Ontgrondingsvergunning

Ontgronding betekent dat u de grond op een plek verandert. Bijvoorbeeld als u zand, klei of grind uit de grond haalt, of als u de bodem van een sloot of plas verlaagt. Dit kan tijdelijk zijn, of blijvend.

Er zijn twee soorten ontgronding:

  • Primaire ontgronding: je haalt grondstoffen uit de bodem, zoals zand of klei.
  • Secundaire ontgronding: je graaft om ruimte te maken voor iets anders, zoals een weg, gebouw of natuurgebied.

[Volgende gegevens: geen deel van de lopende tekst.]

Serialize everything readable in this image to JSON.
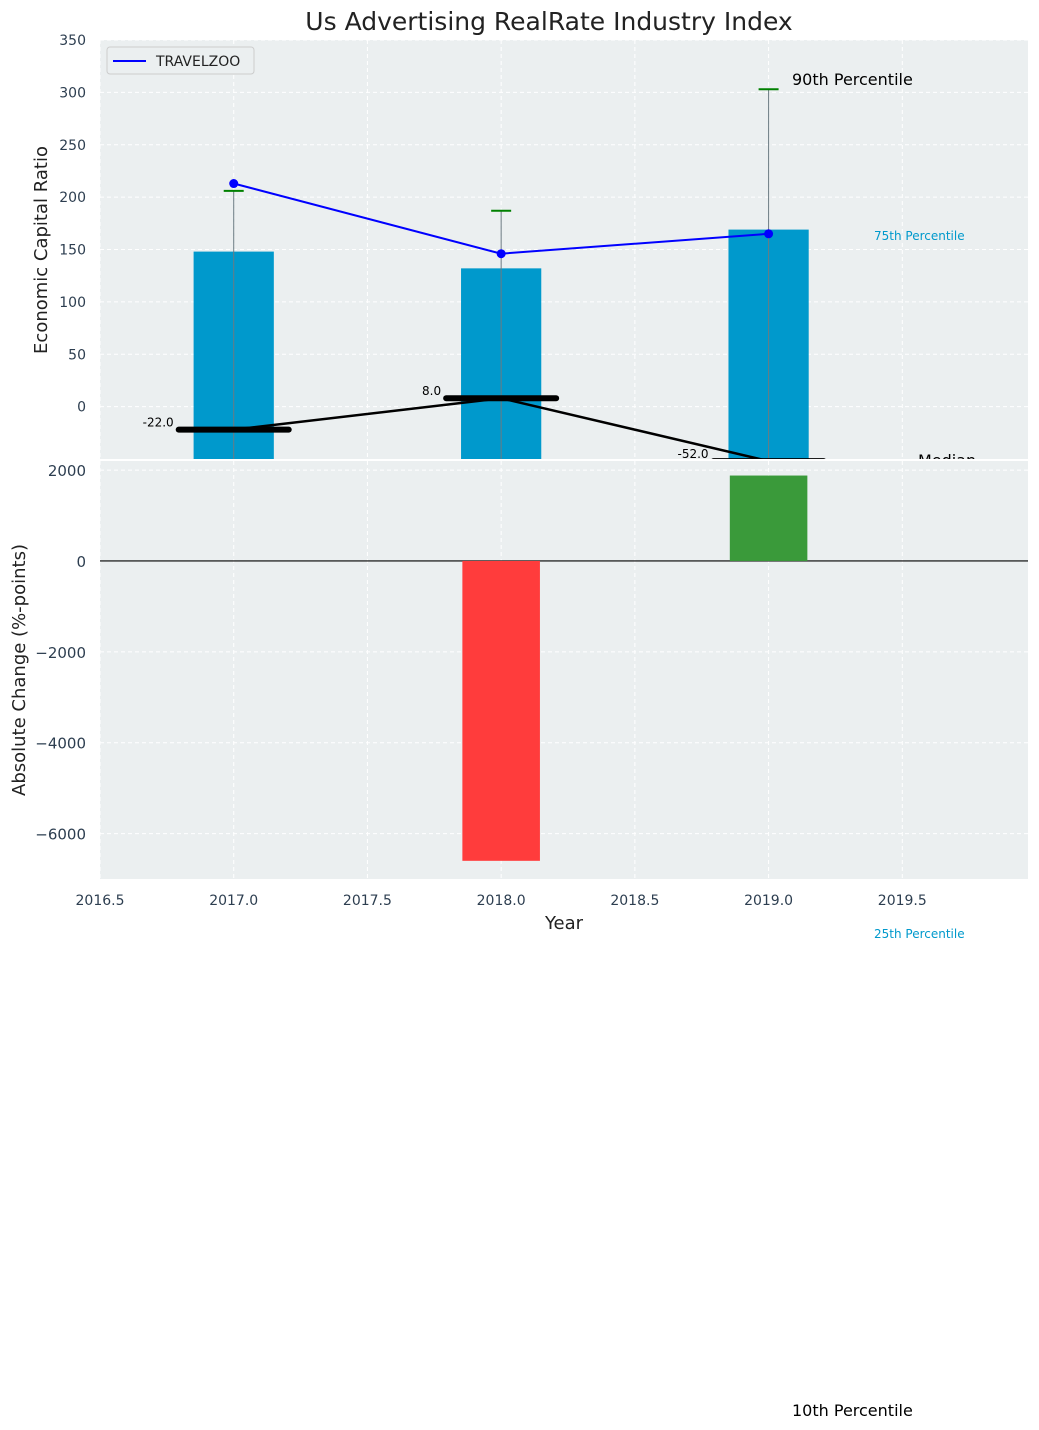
{
  "chart_data": [
    {
      "type": "bar",
      "title": "Us Advertising RealRate Industry Index",
      "xlabel": "",
      "ylabel": "Economic Capital Ratio",
      "x": [
        2017.0,
        2018.0,
        2019.0
      ],
      "xlim": [
        2016.5,
        2019.97
      ],
      "ylim": [
        -50,
        350
      ],
      "yticks": [
        0,
        50,
        100,
        150,
        200,
        250,
        300,
        350
      ],
      "grid": true,
      "legend": {
        "position": "top-left",
        "entries": [
          "TRAVELZOO"
        ]
      },
      "series": [
        {
          "name": "75th Percentile (bar)",
          "type": "bar",
          "color": "#0099cc",
          "values": [
            148,
            132,
            169
          ]
        },
        {
          "name": "TRAVELZOO",
          "type": "line",
          "color": "#0000ff",
          "values": [
            213,
            146,
            165
          ]
        },
        {
          "name": "Median",
          "type": "line",
          "color": "#000000",
          "values": [
            -22.0,
            8.0,
            -52.0
          ]
        },
        {
          "name": "90th Percentile",
          "type": "errorbar-cap",
          "color": "#008000",
          "values": [
            206,
            187,
            303
          ]
        }
      ],
      "median_labels": [
        "-22.0",
        "8.0",
        "-52.0"
      ],
      "annotations": {
        "p90": "90th Percentile",
        "p75": "75th Percentile",
        "median": "Median",
        "p25": "25th Percentile",
        "p10": "10th Percentile"
      }
    },
    {
      "type": "bar",
      "title": "",
      "xlabel": "Year",
      "ylabel": "Absolute Change (%-points)",
      "x": [
        2017.0,
        2018.0,
        2019.0
      ],
      "xticks": [
        2016.5,
        2017.0,
        2017.5,
        2018.0,
        2018.5,
        2019.0,
        2019.5
      ],
      "xtick_labels": [
        "2016.5",
        "2017.0",
        "2017.5",
        "2018.0",
        "2018.5",
        "2019.0",
        "2019.5"
      ],
      "xlim": [
        2016.5,
        2019.97
      ],
      "ylim": [
        -7000,
        2200
      ],
      "yticks": [
        2000,
        0,
        -2000,
        -4000,
        -6000
      ],
      "ytick_labels": [
        "2000",
        "0",
        "−2000",
        "−4000",
        "−6000"
      ],
      "grid": true,
      "series": [
        {
          "name": "Absolute Change",
          "values": [
            0,
            -6600,
            1880
          ]
        }
      ],
      "colors": {
        "positive": "#3a9a3a",
        "negative": "#ff3c3c"
      }
    }
  ]
}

Volgens de Omgevingswet (artikel 5.1) mag je niet zomaar een ontgronding doen. Meestal heb je hiervoor een omgevingsvergunning nodig.

In sommige gevallen is een vergunning niet nodig. Deze uitzonderingen staan in artikel 16.7 van het Besluit activiteiten leefomgeving.

Valt jouw plan niet onder deze uitzonderingen? Dan moet je wél een vergunning aanvragen. De behandeling van de aanvraag duurt meestal 8 weken.

Een vergunning wordt alleen gegeven als jouw plan past bij de doelen van de wet. Deze doelen zijn:

  • het beschermen van de omgeving (zoals water en natuur);
  • en het goed gebruiken van de ruimte.

Er wordt gekeken naar:

  • de veiligheid van het werk;
  • hoe het gebied wordt ingericht en beheerd;
  • of het past bij het omgevingsplan;
  • en wat de gevolgen zijn voor het water in de omgeving.

Er kunnen regels en voorwaarden aan de vergunning worden verbonden. Bijvoorbeeld om schade aan natuur of water te voorkomen. Andere wetten kunnen soms ook gelden en gaan dan voor.

In artikel 7.162 van de Omgevingsregeling staat wat je moet aanleveren bij de aanvraag. Bijvoorbeeld:

  • hoe en waar je gaat graven;
  • hoe diep je graaft (met een tekening);
  • hoeveel grond je verwacht te verwijderen (in kubieke meters);
  • wat er met de afgegraven grond gebeurt.

Je kunt een ontgrondingsvergunning aanvragen via het Omgevingsloket.